Symbolpolitik, Kühnert und Bahnstreik: Weselsky wackelt nicht
Die CDU betreibt Symbolpolitik, Kevin Kühnert will den starken Schultern mehr Lasten auftragen – und Claus Weselsky von der GDL bleibt eisern.
W enn irgendwo Schnee liegt, bin ich immer versucht, mich hineinzulegen und mit meinen Armen und Beinen einen Schneeengel zu malen. Aber es liegt ja fast nie irgendwo ausreichend Schnee. Anders diese Woche in Bayern, wo Züge stehen und Flugzeuge am Boden blieben, während ich – 800 Kilometer entfernt im trüben Berlin – eine Kindheit mit Schneemännern und -bällen herbeiromantisierte. Bei einer Videokonferenz nahm ich vor allem die tanzenden Schneeflocken vor dem Fenster der Kollegin wahr, die in München eingeschneit war, und hörte kaum hin, als sie uns über praktische Dinge wie das anstehende Schneeschippen aufklärte.

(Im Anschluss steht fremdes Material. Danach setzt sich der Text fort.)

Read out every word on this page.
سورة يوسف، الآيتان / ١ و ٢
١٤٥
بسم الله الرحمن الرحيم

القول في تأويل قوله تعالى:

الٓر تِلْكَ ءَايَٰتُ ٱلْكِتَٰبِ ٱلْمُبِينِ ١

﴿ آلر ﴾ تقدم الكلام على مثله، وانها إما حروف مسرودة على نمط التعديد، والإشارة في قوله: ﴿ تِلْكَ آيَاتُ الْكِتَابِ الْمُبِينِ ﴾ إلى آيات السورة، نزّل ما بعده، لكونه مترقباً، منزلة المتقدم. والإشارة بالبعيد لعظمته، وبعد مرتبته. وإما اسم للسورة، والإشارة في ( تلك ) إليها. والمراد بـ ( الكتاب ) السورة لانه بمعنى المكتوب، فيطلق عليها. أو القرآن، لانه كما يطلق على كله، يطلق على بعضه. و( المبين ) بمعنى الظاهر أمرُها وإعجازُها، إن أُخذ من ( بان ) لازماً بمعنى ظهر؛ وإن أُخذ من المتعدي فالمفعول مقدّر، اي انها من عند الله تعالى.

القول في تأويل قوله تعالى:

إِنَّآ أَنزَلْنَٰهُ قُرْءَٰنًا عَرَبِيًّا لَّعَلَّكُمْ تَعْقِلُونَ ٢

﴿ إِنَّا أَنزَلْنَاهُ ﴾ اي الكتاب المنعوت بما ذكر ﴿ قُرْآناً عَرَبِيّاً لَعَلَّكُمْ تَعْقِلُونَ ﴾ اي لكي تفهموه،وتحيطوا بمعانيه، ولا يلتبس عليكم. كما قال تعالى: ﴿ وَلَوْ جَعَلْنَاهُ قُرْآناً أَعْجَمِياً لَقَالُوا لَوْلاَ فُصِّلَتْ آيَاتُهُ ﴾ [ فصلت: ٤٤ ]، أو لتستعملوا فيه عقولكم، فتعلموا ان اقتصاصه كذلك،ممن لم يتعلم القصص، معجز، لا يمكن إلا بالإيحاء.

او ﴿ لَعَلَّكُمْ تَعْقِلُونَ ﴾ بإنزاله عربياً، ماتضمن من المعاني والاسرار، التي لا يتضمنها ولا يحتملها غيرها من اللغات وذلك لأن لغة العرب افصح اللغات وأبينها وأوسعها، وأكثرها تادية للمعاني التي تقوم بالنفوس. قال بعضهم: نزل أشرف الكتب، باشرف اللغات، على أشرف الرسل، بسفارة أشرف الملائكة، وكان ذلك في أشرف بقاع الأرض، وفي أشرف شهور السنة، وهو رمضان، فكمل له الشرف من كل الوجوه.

Schnee und Frost schon Ende November – nein, das widerspricht nicht der globalen Erderwärmung. In den Medien erklären dieser Tage wieder einmal Klimawissenschaftler*innen den Unterschied zwischen Wetter (kurzfristig) und Klima (langfristige Veränderung).
Mit Letzterem befasst sich derzeit die Weltklimakonferenz in Dubai, wo sich Vertreter*innen der Staaten dieser Welt auf globale Maßnahmen einigen sollen, um den weltweiten Temperaturanstieg auf 1,5 Grad zu begrenzen. Damit wird es zwar voraussichtlich nichts, aber immerhin stimmten die Industriestaaten einem Entschädigungsfonds für arme Länder zu, die besonders von der Klimakrise betroffen sind.
Die EU und ihre Mitgliedstaaten wollen 220 Millionen Euro zugeben. Wenn man allerdings bedenkt, dass alleine die vom deutschen Bundesverfassungsgericht kürzlich beanstandeten Coronagelder, die die Bundesregierung dem Klima- und Transformationsfonds zugeleitet hatte, 60 Milliarden Euro betrugen, erkennt man schnell, dass die EU-Zusagen an den Globalen Süden genau genommen nicht einmal symbolischen Wert haben.
Linnemann und der Betrug
Als Symbolpolitik muss man dagegen die der CDU bezeichnen: Zur Lösung des Haushaltschaos fällt Generalsekretär Carsten Linnemann nicht mehr ein, als das sogenannte Bürgergeld zu kürzen und dessen Empfänger*innen pauschal betrügerischen Bezug zu unterstellen. So zuletzt am Donnerstag bei Maybrit Illner.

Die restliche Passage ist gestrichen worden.